Differential expression of Toll-like receptors 2 and 4 in tissues of the human female reproductive tract

Abstract

Toll-like receptor (TLR) signal transduction is a central component of the innate immune response to pathogenic challenge. Although recent studies have begun to elucidate differences in acquired immunity in tissues of the human female reproductive tract, there is a relative paucity of work regarding innate defense mechanisms. We investigated TLR mRNA and protein expression in tissues of the human female reproductive tract. Constitutive mRNA expression of TLRs 1 to 6 was observed in fallopian tubes, uterine endometrium, cervix, and ectocervix. Furthermore, transcripts of the signaling adapter MyD88 and the accessory molecule CD14 were also detected in all tissues assayed. Quantitative analysis of TLR2 mRNA levels revealed highest expression of this molecule in fallopian tube and cervical tissues, followed by endometrium and ectocervix. In contrast to TLR2, TLR4 expression declined progressively along the tract, with highest expression in the upper tissues (fallopian tubes and endometrium), followed by cervix and ectocervix. In addition to mRNA, protein expression of TLR2 and TLR4 was also documented in these tissues. These data suggest that TLRs are differentially expressed in distinct compartments of the female reproductive tract and may provide insight regarding the regulation of inflammation and immunity within the tract.

FIG. 1.

mRNA expression of TLRs, MyD88, MD-2, and CD14 in tissues of the female reproductive tract. Total RNA was extracted from fallopian tube, endometrial, cervical and ectocervical tissues, reverse transcribed, and amplified with the primers described in Table 1 for expression of pattern recognition receptors. For each tissue, the data shown are representative of gene expression observed in 10 different patient samples.

FIG. 2.

Validation of β-actin as a normalization control. Total RNA was extracted from each female reproductive tract tissue, reverse transcribed, and analyzed by TaqMan PCR with validated β-actin primers and probe (as described in the text).

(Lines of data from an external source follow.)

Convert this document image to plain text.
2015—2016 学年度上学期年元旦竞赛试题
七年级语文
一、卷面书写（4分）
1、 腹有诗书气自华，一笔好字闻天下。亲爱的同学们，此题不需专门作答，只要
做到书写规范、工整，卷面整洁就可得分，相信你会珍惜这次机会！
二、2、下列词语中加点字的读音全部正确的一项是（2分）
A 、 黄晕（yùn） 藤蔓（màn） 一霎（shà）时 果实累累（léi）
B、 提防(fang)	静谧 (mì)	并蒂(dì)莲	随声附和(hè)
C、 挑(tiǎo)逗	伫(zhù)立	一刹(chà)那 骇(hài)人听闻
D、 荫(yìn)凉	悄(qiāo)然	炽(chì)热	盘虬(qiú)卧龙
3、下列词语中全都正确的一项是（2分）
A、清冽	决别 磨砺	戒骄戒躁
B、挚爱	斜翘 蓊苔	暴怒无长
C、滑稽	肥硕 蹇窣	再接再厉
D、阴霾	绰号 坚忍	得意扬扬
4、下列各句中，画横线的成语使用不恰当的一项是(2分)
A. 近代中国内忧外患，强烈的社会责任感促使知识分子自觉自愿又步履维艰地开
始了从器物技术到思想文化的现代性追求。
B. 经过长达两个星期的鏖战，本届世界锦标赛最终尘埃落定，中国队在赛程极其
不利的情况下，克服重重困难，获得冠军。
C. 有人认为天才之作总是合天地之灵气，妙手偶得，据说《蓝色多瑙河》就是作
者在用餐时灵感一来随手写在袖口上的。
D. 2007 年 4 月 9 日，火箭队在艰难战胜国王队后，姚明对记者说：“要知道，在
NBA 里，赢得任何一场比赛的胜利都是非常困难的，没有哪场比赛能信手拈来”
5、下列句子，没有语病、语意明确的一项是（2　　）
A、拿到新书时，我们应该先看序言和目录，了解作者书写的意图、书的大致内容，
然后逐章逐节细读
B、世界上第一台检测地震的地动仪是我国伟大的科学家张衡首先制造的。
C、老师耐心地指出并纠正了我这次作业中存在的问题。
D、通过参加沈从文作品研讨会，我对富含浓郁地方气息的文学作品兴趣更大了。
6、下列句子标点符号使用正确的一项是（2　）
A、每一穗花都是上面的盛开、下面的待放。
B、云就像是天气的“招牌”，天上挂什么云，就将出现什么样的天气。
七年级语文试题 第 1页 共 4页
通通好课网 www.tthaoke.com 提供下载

Comparisons were made with tissue samples derived from the same patient to maintain internal consistency; therefore, four individual patients from whom fallopian tube (FT), endometrium (EM), cervix (CX), and ectocervix (ECX) samples were obtained are represented in this study. All reactions were performed in triplicate.

FIG. 3.

TLR2 mRNA is most highly expressed in fallopian tubes and cervix. Total RNA was isolated from the fallopian tube (FT), endometrium (EM), cervix (CX), and ectocervix (ECX) as described in the text, and reverse transcription was performed with random hexamers. Comparisons among tissue types were made with paired tissue samples derived from the same patients. The sample size for each comparison is indicated in the upper right quadrant of each figure. Real-time PCR analysis of relative TLR2 mRNA expression was performed in duplicate with TaqMan TLR2- and β-actin-specific primers and probes. Samples incubated in the absence of reverse transcriptase were analyzed as well to control for genomic DNA contamination.

FIG. 4.

TLR4 mRNA expression declines along tissues of the female reproductive tract. cDNA was synthesized by reverse transcription from total RNA, and relative TLR4 mRNA levels were assessed by real-time PCR analysis with normalization to β-actin controls. Each reaction was performed in duplicate. Comparisons among tissue types were made with paired tissue samples of the fallopian tube (FT), endometrium (EM), cervix (CX), and ectocervix (ECX) derived from the same patients. The sample size for each comparison is indicated in the upper right quadrant of each panel.

FIG. 5.

Representative analysis of TLR2 and TLR4 expression profiles. (A) Total RNA was extracted from fallopian tube (FT), endometrium (EM), cervix (CX), and ectocervix (ECX) samples of patient 2532 and reverse transcribed with random hexamers. TLR2 levels were quantified by real-time analysis with Taqman TLR2 primers and probes as in Fig. 3. (B) TLR4 mRNA levels were quantified in fallopian tube (FT), endometrium (EM), cervix (CX), and ectocervix (ECX) samples derived from patient 2560 by real-time Taqman PCR as described for Fig. 4. Reactions were standardized against β-actin and are expressed in relative fluorescence units (RFU). Values shown are the means of duplicate PCR runs, which never varied by more than 3%.

FIG. 6.

Detection of TLR2 and TLR4 proteins in upper and lower tissues of the female reproductive tract. Whole-cell lysates were generated from total tissue of the fallopian tube (FT), endometrium (EM), cervix (CX), and ectocervix (ECX) and quantified with the BCA kit. One milligram of each of these lysates was immunoprecipitated with either (A) anti-TLR2 polyclonal antibody (H-175) or (B) mouse monoclonal anti-TLR4 antibody (HTA 125), and subsequently probed with (A) goat polyclonal antibody N-17 for detection of TLR2 or (B) rabbit polyclonal anti-TLR4 antibody H-80. Data shown are representative of three separate immunoprecipitations from three different tissues.